Clinical Evidence Spotlight Series Recordings | Trending Payer Topics to be Aware of Right Now

ECRI supports medical policy development and review through rapid assessment of the best available evidence, and has been a leader in evidence methodology for over three decades.

Now is your chance to go behind the scenes to connect with the research analysts responsible for producing thousands of clinical evidence assessment and genetic test assessment reports. Interact with these subject matter experts as they walk through high-interest, clinical topics and discuss how they systematically arrived at their evidence conclusions.

Session 1 – Autologous and Allogeneic Mesenchymal Stem Cell Therapy for Chronic Joint Pain

This event discussed autologous and allogeneic mesenchymal stem cell therapy for treating knee or ankle joint osteoarthritis (autologous) or knee osteoarthritis (allogeneic) compared with other nonsurgical approaches to treating chronic joint pain.

Session 2 – Treating Benign Prostatic Hyperplasia

This event discussed clinical evidence assessment of tissue ablation devices for treating benign prostatic hyperplasia (BPH) and how they compare with BPH treatment options.

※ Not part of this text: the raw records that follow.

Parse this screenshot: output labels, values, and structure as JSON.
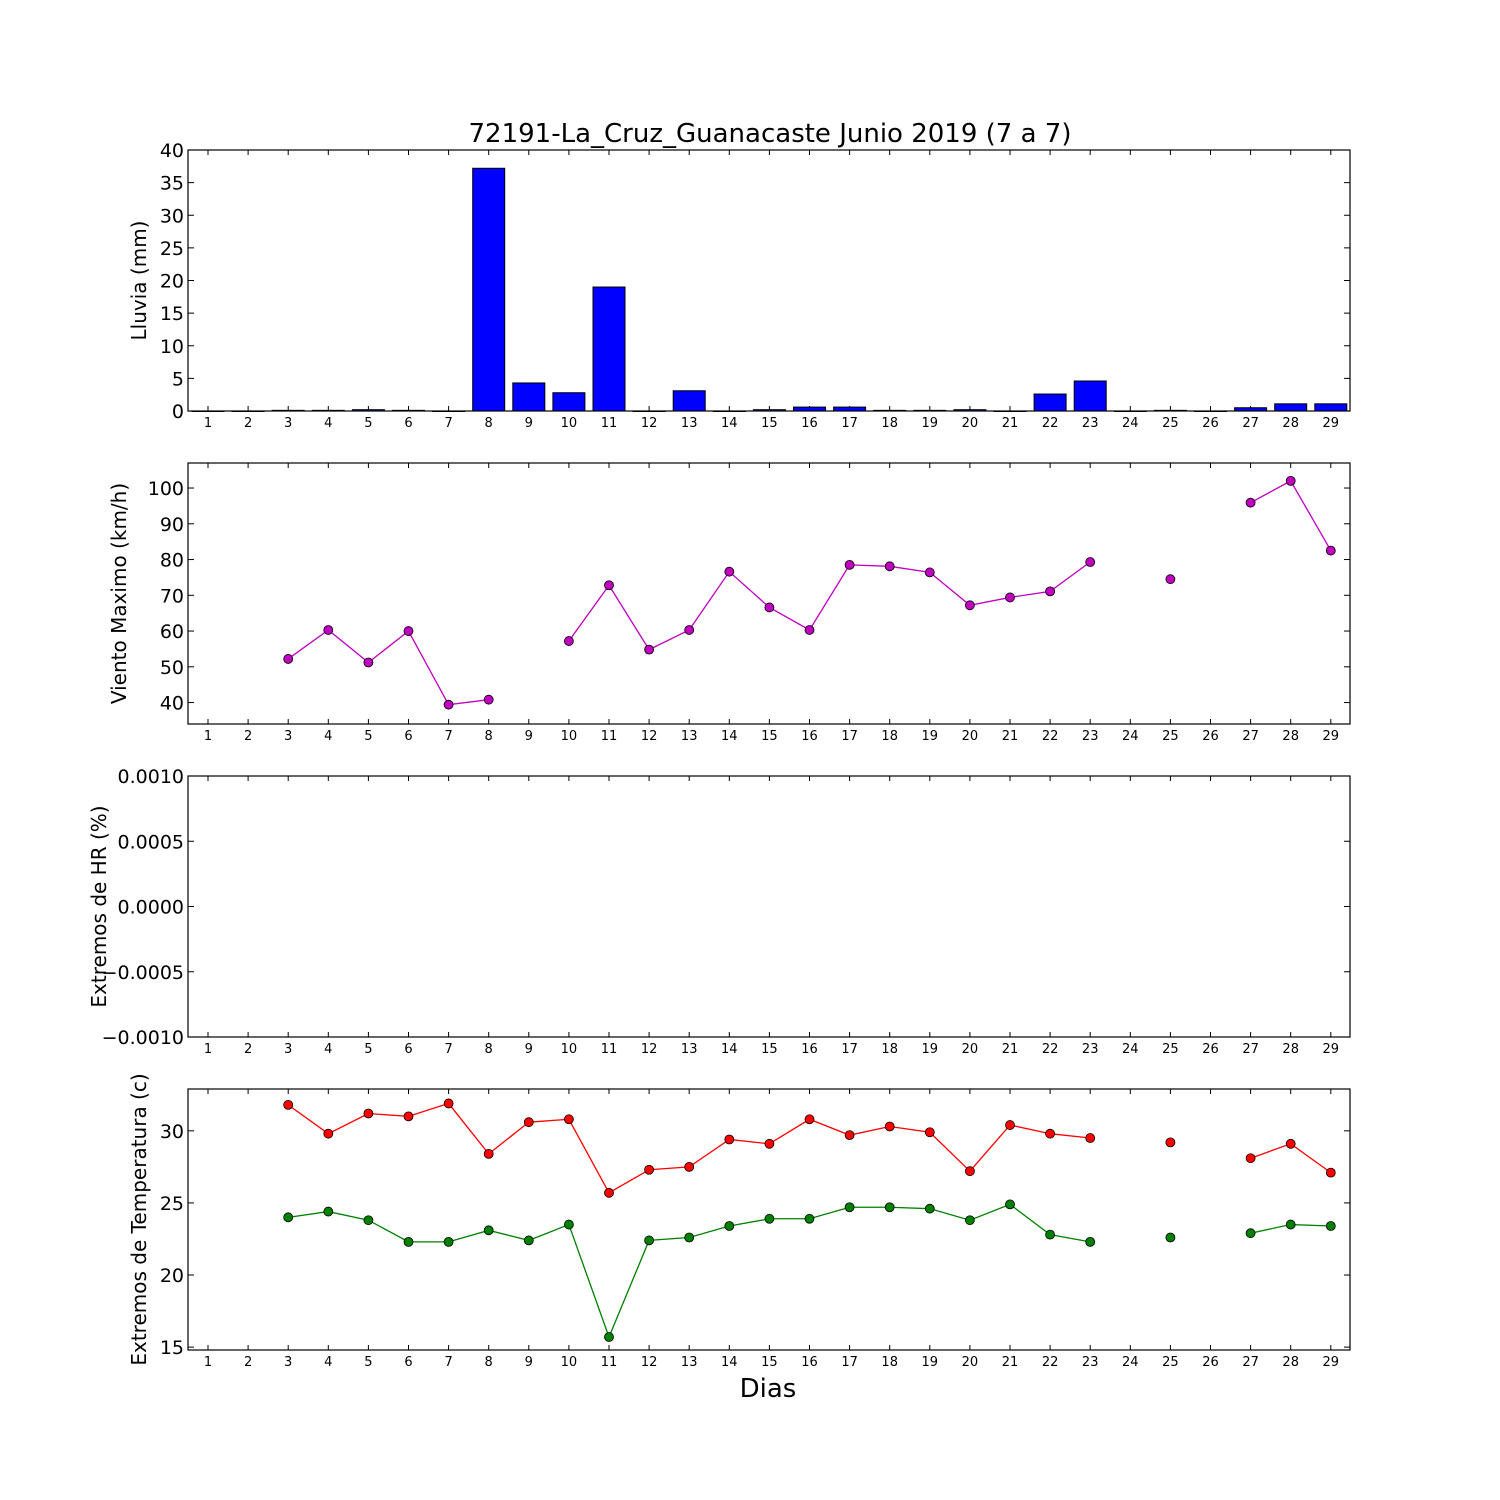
{
  "figure": {
    "title": "72191-La_Cruz_Guanacaste Junio 2019  (7 a 7)",
    "xlabel": "Dias"
  },
  "colors": {
    "rain_bar": "#0000ff",
    "wind": "#bf00bf",
    "temp_max": "#ff0000",
    "temp_min": "#008000"
  },
  "chart_data": [
    {
      "type": "bar",
      "ylabel": "Lluvia (mm)",
      "ylim": [
        0,
        40
      ],
      "yticks": [
        "0",
        "5",
        "10",
        "15",
        "20",
        "25",
        "30",
        "35",
        "40"
      ],
      "categories": [
        1,
        2,
        3,
        4,
        5,
        6,
        7,
        8,
        9,
        10,
        11,
        12,
        13,
        14,
        15,
        16,
        17,
        18,
        19,
        20,
        21,
        22,
        23,
        24,
        25,
        26,
        27,
        28,
        29
      ],
      "values": [
        0,
        0,
        0.1,
        0.1,
        0.2,
        0.1,
        0,
        37.2,
        4.3,
        2.8,
        19.0,
        0,
        3.1,
        0,
        0.2,
        0.6,
        0.6,
        0.1,
        0.1,
        0.2,
        0,
        2.6,
        4.6,
        0,
        0.1,
        0,
        0.5,
        1.1,
        1.1
      ]
    },
    {
      "type": "line",
      "ylabel": "Viento Maximo (km/h)",
      "ylim": [
        34,
        107
      ],
      "yticks": [
        40,
        50,
        60,
        70,
        80,
        90,
        100
      ],
      "x": [
        1,
        2,
        3,
        4,
        5,
        6,
        7,
        8,
        9,
        10,
        11,
        12,
        13,
        14,
        15,
        16,
        17,
        18,
        19,
        20,
        21,
        22,
        23,
        24,
        25,
        26,
        27,
        28,
        29
      ],
      "series": [
        {
          "values": [
            null,
            null,
            52.2,
            60.3,
            51.2,
            60.0,
            39.4,
            40.8,
            null,
            57.2,
            72.8,
            54.8,
            60.3,
            76.6,
            66.6,
            60.3,
            78.5,
            78.1,
            76.4,
            67.2,
            69.4,
            71.1,
            79.3,
            null,
            74.5,
            null,
            95.9,
            102.0,
            82.5
          ]
        }
      ]
    },
    {
      "type": "line",
      "ylabel": "Extremos de HR (%)",
      "ylim": [
        -0.001,
        0.001
      ],
      "yticks": [
        "−0.0010",
        "−0.0005",
        "0.0000",
        "0.0005",
        "0.0010"
      ],
      "x": [
        1,
        2,
        3,
        4,
        5,
        6,
        7,
        8,
        9,
        10,
        11,
        12,
        13,
        14,
        15,
        16,
        17,
        18,
        19,
        20,
        21,
        22,
        23,
        24,
        25,
        26,
        27,
        28,
        29
      ],
      "series": []
    },
    {
      "type": "line",
      "ylabel": "Extremos de Temperatura (c)",
      "ylim": [
        14.8,
        32.9
      ],
      "yticks": [
        15,
        20,
        25,
        30
      ],
      "x": [
        1,
        2,
        3,
        4,
        5,
        6,
        7,
        8,
        9,
        10,
        11,
        12,
        13,
        14,
        15,
        16,
        17,
        18,
        19,
        20,
        21,
        22,
        23,
        24,
        25,
        26,
        27,
        28,
        29
      ],
      "series": [
        {
          "role": "max",
          "values": [
            null,
            null,
            31.8,
            29.8,
            31.2,
            31.0,
            31.9,
            28.4,
            30.6,
            30.8,
            25.7,
            27.3,
            27.5,
            29.4,
            29.1,
            30.8,
            29.7,
            30.3,
            29.9,
            27.2,
            30.4,
            29.8,
            29.5,
            null,
            29.2,
            null,
            28.1,
            29.1,
            27.1
          ]
        },
        {
          "role": "min",
          "values": [
            null,
            null,
            24.0,
            24.4,
            23.8,
            22.3,
            22.3,
            23.1,
            22.4,
            23.5,
            15.7,
            22.4,
            22.6,
            23.4,
            23.9,
            23.9,
            24.7,
            24.7,
            24.6,
            23.8,
            24.9,
            22.8,
            22.3,
            null,
            22.6,
            null,
            22.9,
            23.5,
            23.4
          ]
        }
      ]
    }
  ]
}
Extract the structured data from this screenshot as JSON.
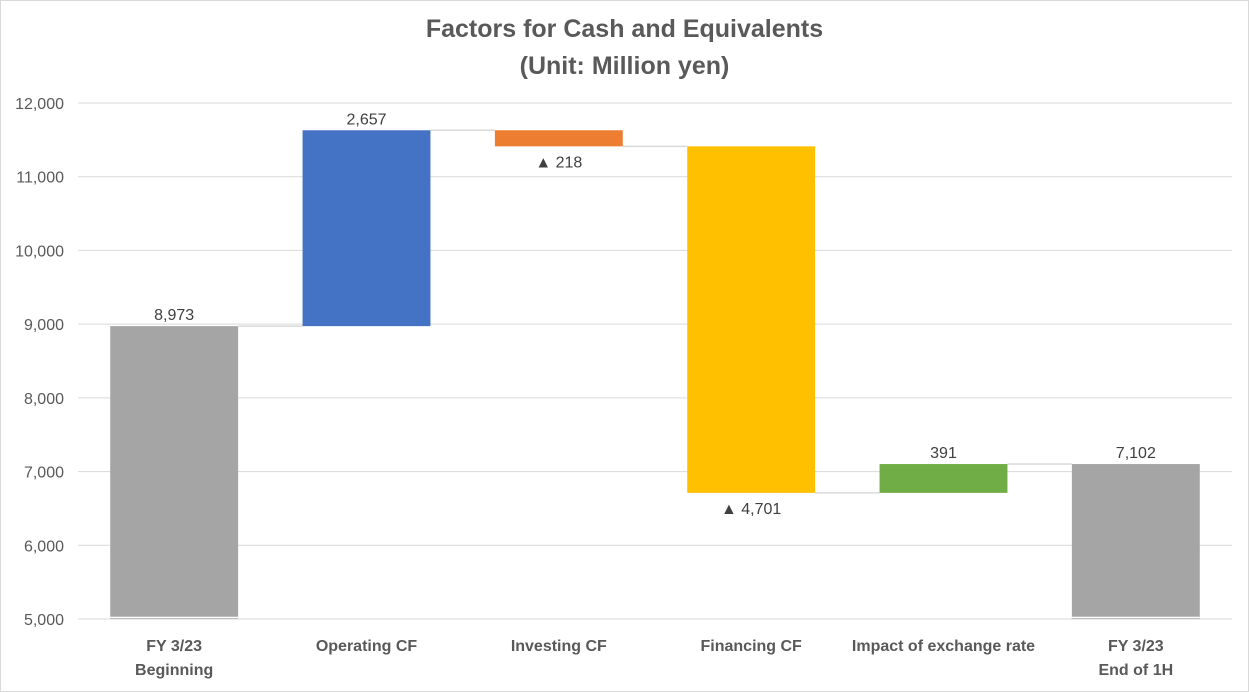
{
  "chart_data": {
    "type": "waterfall",
    "title": "Factors for Cash and Equivalents",
    "subtitle": "(Unit: Million yen)",
    "ylim": [
      5000,
      12000
    ],
    "yticks": [
      5000,
      6000,
      7000,
      8000,
      9000,
      10000,
      11000,
      12000
    ],
    "y_tick_labels": [
      "5,000",
      "6,000",
      "7,000",
      "8,000",
      "9,000",
      "10,000",
      "11,000",
      "12,000"
    ],
    "grid": true,
    "bars": [
      {
        "category": [
          "FY 3/23",
          "Beginning"
        ],
        "kind": "total",
        "start": 0,
        "end": 8973,
        "label": "8,973",
        "color": "#a5a5a5"
      },
      {
        "category": [
          "Operating CF"
        ],
        "kind": "change",
        "start": 8973,
        "end": 11630,
        "label": "2,657",
        "color": "#4472c4"
      },
      {
        "category": [
          "Investing CF"
        ],
        "kind": "change",
        "start": 11630,
        "end": 11412,
        "label": "▲ 218",
        "color": "#ed7d31"
      },
      {
        "category": [
          "Financing CF"
        ],
        "kind": "change",
        "start": 11412,
        "end": 6711,
        "label": "▲ 4,701",
        "color": "#ffc000"
      },
      {
        "category": [
          "Impact of exchange rate"
        ],
        "kind": "change",
        "start": 6711,
        "end": 7102,
        "label": "391",
        "color": "#70ad47"
      },
      {
        "category": [
          "FY 3/23",
          "End of 1H"
        ],
        "kind": "total",
        "start": 0,
        "end": 7102,
        "label": "7,102",
        "color": "#a5a5a5"
      }
    ]
  }
}
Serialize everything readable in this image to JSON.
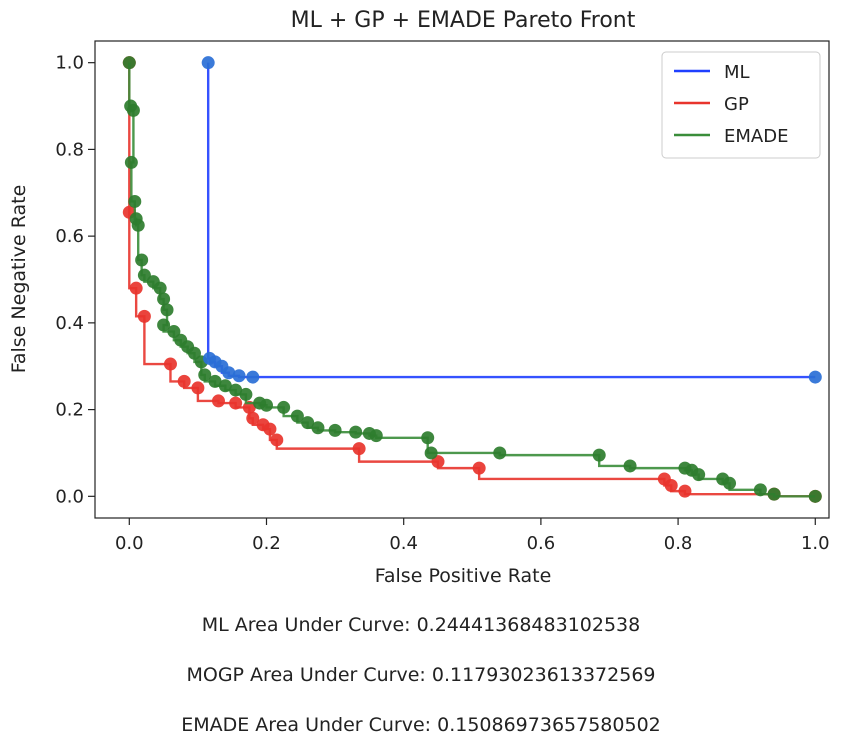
{
  "chart_data": {
    "type": "line",
    "title": "ML + GP + EMADE Pareto Front",
    "xlabel": "False Positive Rate",
    "ylabel": "False Negative Rate",
    "xlim": [
      -0.05,
      1.02
    ],
    "ylim": [
      -0.05,
      1.05
    ],
    "xticks": [
      "0.0",
      "0.2",
      "0.4",
      "0.6",
      "0.8",
      "1.0"
    ],
    "yticks": [
      "0.0",
      "0.2",
      "0.4",
      "0.6",
      "0.8",
      "1.0"
    ],
    "grid": false,
    "legend_position": "top-right",
    "series": [
      {
        "name": "ML",
        "color": "#1f3fff",
        "marker_color": "#2a6fd6",
        "points": [
          [
            0.115,
            1.0
          ],
          [
            0.117,
            0.318
          ],
          [
            0.125,
            0.31
          ],
          [
            0.135,
            0.3
          ],
          [
            0.145,
            0.285
          ],
          [
            0.16,
            0.278
          ],
          [
            0.18,
            0.275
          ],
          [
            1.0,
            0.275
          ]
        ]
      },
      {
        "name": "GP",
        "color": "#e8342c",
        "marker_color": "#e8342c",
        "points": [
          [
            0.0,
            1.0
          ],
          [
            0.0,
            0.655
          ],
          [
            0.01,
            0.48
          ],
          [
            0.022,
            0.415
          ],
          [
            0.06,
            0.305
          ],
          [
            0.08,
            0.265
          ],
          [
            0.1,
            0.25
          ],
          [
            0.13,
            0.22
          ],
          [
            0.155,
            0.215
          ],
          [
            0.175,
            0.205
          ],
          [
            0.18,
            0.18
          ],
          [
            0.195,
            0.165
          ],
          [
            0.205,
            0.155
          ],
          [
            0.215,
            0.13
          ],
          [
            0.335,
            0.11
          ],
          [
            0.45,
            0.08
          ],
          [
            0.51,
            0.065
          ],
          [
            0.78,
            0.04
          ],
          [
            0.79,
            0.025
          ],
          [
            0.81,
            0.012
          ],
          [
            0.94,
            0.005
          ],
          [
            1.0,
            0.0
          ]
        ]
      },
      {
        "name": "EMADE",
        "color": "#3a8d3a",
        "marker_color": "#2e7d2e",
        "points": [
          [
            0.0,
            1.0
          ],
          [
            0.002,
            0.9
          ],
          [
            0.006,
            0.89
          ],
          [
            0.003,
            0.77
          ],
          [
            0.008,
            0.68
          ],
          [
            0.01,
            0.64
          ],
          [
            0.013,
            0.625
          ],
          [
            0.018,
            0.545
          ],
          [
            0.022,
            0.51
          ],
          [
            0.035,
            0.495
          ],
          [
            0.045,
            0.48
          ],
          [
            0.05,
            0.455
          ],
          [
            0.055,
            0.43
          ],
          [
            0.05,
            0.395
          ],
          [
            0.065,
            0.38
          ],
          [
            0.075,
            0.36
          ],
          [
            0.085,
            0.345
          ],
          [
            0.095,
            0.33
          ],
          [
            0.105,
            0.31
          ],
          [
            0.11,
            0.28
          ],
          [
            0.125,
            0.265
          ],
          [
            0.14,
            0.255
          ],
          [
            0.155,
            0.245
          ],
          [
            0.17,
            0.235
          ],
          [
            0.19,
            0.215
          ],
          [
            0.2,
            0.21
          ],
          [
            0.225,
            0.205
          ],
          [
            0.245,
            0.185
          ],
          [
            0.26,
            0.17
          ],
          [
            0.275,
            0.158
          ],
          [
            0.3,
            0.152
          ],
          [
            0.33,
            0.148
          ],
          [
            0.35,
            0.145
          ],
          [
            0.36,
            0.14
          ],
          [
            0.435,
            0.135
          ],
          [
            0.44,
            0.1
          ],
          [
            0.54,
            0.1
          ],
          [
            0.685,
            0.095
          ],
          [
            0.73,
            0.07
          ],
          [
            0.81,
            0.065
          ],
          [
            0.82,
            0.06
          ],
          [
            0.83,
            0.05
          ],
          [
            0.865,
            0.04
          ],
          [
            0.875,
            0.03
          ],
          [
            0.92,
            0.015
          ],
          [
            0.94,
            0.005
          ],
          [
            1.0,
            0.0
          ]
        ]
      }
    ]
  },
  "auc_notes": [
    "ML Area Under Curve: 0.24441368483102538",
    "MOGP Area Under Curve: 0.11793023613372569",
    "EMADE Area Under Curve: 0.15086973657580502"
  ]
}
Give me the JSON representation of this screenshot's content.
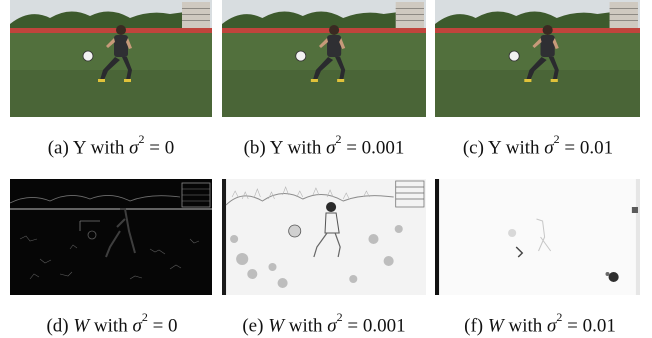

Session 3 – Molecular Diagnostic Testing for Monitoring Organ Transplant Rejection

This event discussed evidence assessments of molecular diagnostic testing for monitoring and detecting heart and kidney transplant rejection.

Dave Snyder, PhD
Senior Research Analyst, Clinical Evidence-Genetic Test Assessment, ECRI
Dave Snyder has worked at ECRI and its Evidence-based Practice Center and Clinical Evidence Assessment for 21 years. He has experience in health technology assessment, evidence-based medicine methodology, qualitative and quantitative research synthesis in medicine, and meta-analysis, and specializes in rapid reviews. He has authored systematic reviews of wound treatments (skin substitutes, negative pressure wound therapy, and synthetic wound dressings), orthopedic surgery procedures (hip and knee replacement, vertebroplasty), procedures involving bone fracture repair (non-unions, demineralized bone matrix), devices for peripheral hemorrhage control, and procedures involving intervertebral discs. 

Savvas C. Pavlides, PhD
Senior Manager, Scientific Quality, Clinical Evidence-Genetic Test Assessment, ECRI
Savvas Pavlides is senior manager, scientific quality for Clinical Evidence Assessment and Genetic Test Assessment. He joined ECRI back in 2014 and helps lead a large analyst team responsible for producing clinical evidence assessments that focus on diverse health technology topics, many of which are driven by the needs of current ECRI members. Savvas’ background includes focus on cell and molecular biology, as well as high throughput proteomics. Prior to working at ECRI, he was a research scientist at New York University Cancer Center.

Sara Montanez-Sauri, PhD
Research Analyst, Clinical Evidence-Genetic Test Assessment, ECRI
Sara Montanez-Sauri is a Research Analyst for Clinical Evidence and Genetic Test Assessment. She joined ECRI in 2018 and has written over one hundred clinical evidence reports on all types of healthcare technologies and interventions. Sara’s background includes close concentration on microfluidics, cancer biology, and materials science. Prior to working at ECRI, Sara was a research scientist in the pharmaceutical and biotechnology industries.

Alfredo Penzo-Mendez, PhD
Manager, Scientific Quality, Clinical Evidence-Genetic Test Assessment, ECRI
Alfredo Penzo-Mendez is a senior research analyst for Clinical Evidence Assessment and Genetic Test Assessment. His background is in cancer biology and he conducted basic research in academia for 15 years before joining ECRI. His current work focuses on creating in-depth clinical evidence assessments about a variety of health technology assessment topics and developing a formal framework for rapid evidence assessment using the Nested Knowledge systematic review platform. Alfredo earned his PhD from Sorbonne University in 2001.

Coyne G. Drummond, PhD
Research Analyst, Clinical Evidence-Genetic Test Assessment, ECRI
Coyne Drummond is a Research Analyst for Clinical Evidence Assessment. He joined ECRI in 2019 and has written more than one hundred clinical evidence reports on all types of healthcare technologies including genetic tests. Coyne’s background includes molecular biology and virology. Prior to ECRI, Coyne worked as a post-doctoral research associate at the University of Pittsburgh where his studies included next-generation RNA sequencing.